In March 2013, after the Chinese government's CCTV propaganda channel began airing reports stating that Apple was "biased against Chinese consumers in its warranty and customer service policies," a series of orchestrated tweets on China's Sina Weibo from various celebrities and other well known personalities voiced unison disapproval of Apple on cue after the broadcast, many of which were sent from iPad and iPhones.

At the height of Peak Galaxy, Samsung created a fantasy soccer league in 2013 intended to "combine fans' universal love for football and GALAXY devices," but then the legendary leader of its fantasy team Franz Beckenbauer tweeted his canned endorsement from his iPhone.

Shortly afterward in April, Spanish tennis player David Ferrer tweeted his satisfaction with his #GalaxyS4 and that he was "configuring S Health on my new #GalaxyS4 to help with training @SamsungMobile," all via Twitter, que contento estoy con mi iPhone.

Just prior to that, the chief executive of T-Mobile, John Legere, intended to use Twitter to direct attention to Samsung Mobile's latest Note 3 phablet, but inadvertently did so via his iPhone 5s.

It hasn't just been Android getting fake praise from iOS users.
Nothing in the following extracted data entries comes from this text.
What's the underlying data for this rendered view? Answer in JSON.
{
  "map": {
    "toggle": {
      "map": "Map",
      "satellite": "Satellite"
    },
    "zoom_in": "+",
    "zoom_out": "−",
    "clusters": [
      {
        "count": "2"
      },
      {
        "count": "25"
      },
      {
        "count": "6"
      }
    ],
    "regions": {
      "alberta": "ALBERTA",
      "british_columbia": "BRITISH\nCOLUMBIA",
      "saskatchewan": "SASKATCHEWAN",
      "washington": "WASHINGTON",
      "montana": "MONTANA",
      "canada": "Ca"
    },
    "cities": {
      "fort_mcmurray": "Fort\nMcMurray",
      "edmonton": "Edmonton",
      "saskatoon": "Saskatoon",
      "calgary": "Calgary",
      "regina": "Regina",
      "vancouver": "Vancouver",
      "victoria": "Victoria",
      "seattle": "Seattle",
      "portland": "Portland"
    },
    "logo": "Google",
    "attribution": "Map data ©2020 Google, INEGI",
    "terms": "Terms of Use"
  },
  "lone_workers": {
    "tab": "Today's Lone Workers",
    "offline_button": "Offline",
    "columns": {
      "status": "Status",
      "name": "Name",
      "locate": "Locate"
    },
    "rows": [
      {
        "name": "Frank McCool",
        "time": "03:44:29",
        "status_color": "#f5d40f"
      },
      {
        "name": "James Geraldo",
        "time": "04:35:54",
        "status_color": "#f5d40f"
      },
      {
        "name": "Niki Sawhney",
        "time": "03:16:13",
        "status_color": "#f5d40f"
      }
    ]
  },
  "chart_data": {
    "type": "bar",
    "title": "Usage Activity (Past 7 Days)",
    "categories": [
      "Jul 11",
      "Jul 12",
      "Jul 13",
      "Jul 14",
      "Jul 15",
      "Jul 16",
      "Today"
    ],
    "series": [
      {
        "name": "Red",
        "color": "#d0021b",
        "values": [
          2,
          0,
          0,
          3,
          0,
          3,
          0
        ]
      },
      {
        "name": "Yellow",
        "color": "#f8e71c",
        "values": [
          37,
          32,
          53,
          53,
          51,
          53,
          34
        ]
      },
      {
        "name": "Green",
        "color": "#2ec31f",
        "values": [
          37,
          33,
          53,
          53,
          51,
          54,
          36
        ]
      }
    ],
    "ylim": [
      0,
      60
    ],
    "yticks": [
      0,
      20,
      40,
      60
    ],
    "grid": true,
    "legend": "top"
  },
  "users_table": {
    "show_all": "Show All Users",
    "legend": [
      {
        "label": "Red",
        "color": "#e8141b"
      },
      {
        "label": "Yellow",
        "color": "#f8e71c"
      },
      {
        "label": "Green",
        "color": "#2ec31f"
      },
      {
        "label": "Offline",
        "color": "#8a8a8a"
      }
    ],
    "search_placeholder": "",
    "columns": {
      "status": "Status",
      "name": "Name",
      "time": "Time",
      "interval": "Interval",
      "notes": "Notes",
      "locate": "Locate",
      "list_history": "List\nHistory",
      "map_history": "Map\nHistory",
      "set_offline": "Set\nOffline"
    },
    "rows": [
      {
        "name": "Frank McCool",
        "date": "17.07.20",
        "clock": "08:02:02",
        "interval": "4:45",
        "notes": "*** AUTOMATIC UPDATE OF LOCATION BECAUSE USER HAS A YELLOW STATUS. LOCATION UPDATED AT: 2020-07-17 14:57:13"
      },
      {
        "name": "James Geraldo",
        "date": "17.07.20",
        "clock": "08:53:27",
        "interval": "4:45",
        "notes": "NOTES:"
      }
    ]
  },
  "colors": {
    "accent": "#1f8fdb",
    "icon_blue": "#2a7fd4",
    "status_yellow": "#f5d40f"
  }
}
In 2012, Oprah Winfrey used an iPad to send out tweets endorsing Microsoft's Surface, using the hashtag "#FavoriteThings" to say she had bought a dozen of them for Christmas gifts.
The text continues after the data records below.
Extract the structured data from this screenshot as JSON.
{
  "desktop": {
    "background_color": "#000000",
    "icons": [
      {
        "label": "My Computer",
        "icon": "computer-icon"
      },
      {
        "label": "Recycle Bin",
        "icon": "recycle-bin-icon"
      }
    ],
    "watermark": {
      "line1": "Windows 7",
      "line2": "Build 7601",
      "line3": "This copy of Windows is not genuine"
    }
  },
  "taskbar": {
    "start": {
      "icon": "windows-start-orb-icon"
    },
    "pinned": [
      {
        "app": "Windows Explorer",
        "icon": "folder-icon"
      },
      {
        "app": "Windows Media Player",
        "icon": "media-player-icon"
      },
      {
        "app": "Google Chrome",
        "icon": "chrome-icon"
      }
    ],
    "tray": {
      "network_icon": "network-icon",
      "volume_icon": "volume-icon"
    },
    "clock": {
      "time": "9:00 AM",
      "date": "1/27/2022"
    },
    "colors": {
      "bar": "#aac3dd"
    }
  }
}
In 2011, after BlackBerry paid Alicia Keys to serve as its Creative Director, she sent a personal tweet from her iPhone in February, then removed it and claimed her account had been "hacked."



25 Comments

Fatman 8 Years · 513 comments

It’s so interesting how The Chinese envy the Western world. They steal Western ideas, US and European. I visited Shanghai hoping for a cultural experience. The shopping district was a knock off of New York’s fifth avenue with Swiss watch companies,Italian design companies, even KFC restaurant. Nearly impossible to find something different -even outside of the tourist areas - from what I would find in the US. The Chinese stores offered what you would expect - cheap ‘Chinese’ trinkets - chop sticks and plastic lucky cats. Is this what they want? I wish they would embrace their past and differences and bring NEW ideas of their own to the world based on some of their rich history, instead of smartphones that look like Apple’s and cars that look like European designs - without the performance and quality. It’s pretty sad.

eideard 16 Years · 427 comments

Learn how to shop, dude. Shopping districts aimed at naive American tourists are nothing new in big cities worldwide. Not any more difficult than finding authentic restaurants as opposed to bandsaw chicken cranking out the biggest margins.

Folio 7 Years · 698 comments

Even if China market is probably larger than that of North America and EU combined, still seems like they have huge number of mobile phone producers. I don't know if subsidized by state, carriers, etc. but if they form backbone of strategic plan it's likely. At one point in 1990s there was a US push to recapture consumer electronics with HDTV. We know how that went. But it's all the more puzzling that much media in US is hostile to Apple, arguably the only successful US based consumer electronics company for ages. Thanks for collecting these bloopers! Might make a good video.

doctwelve 6 Years · 56 comments

Folio said:
But it's all the more puzzling that much media in US is hostile to Apple, arguably the only successful US based consumer electronics company for ages. 

Well said. I am really not sure why so many US-based media sites (looking at you The Verge) are so frequently anti-Apple. It's not like their competitors are paying them money through advertising or something... oh, wait... 

OutdoorAppDeveloper 15 Years · 1292 comments

There are a lot of reasons to like Android phones, most notably their support for open software and diverse app ecosystem. However when you want to actually use a phone for its intended purpose on a daily basis, nothing is as reliable and as secure as an iPhone. Most people reading these boards have never tried to use a Samsung phone. I have a bunch of them on my shelf. I can't imagine using one as my actual phone though. It is just a stack of useless annoying add-ons shoveled on top of a rarely updated Android operating system.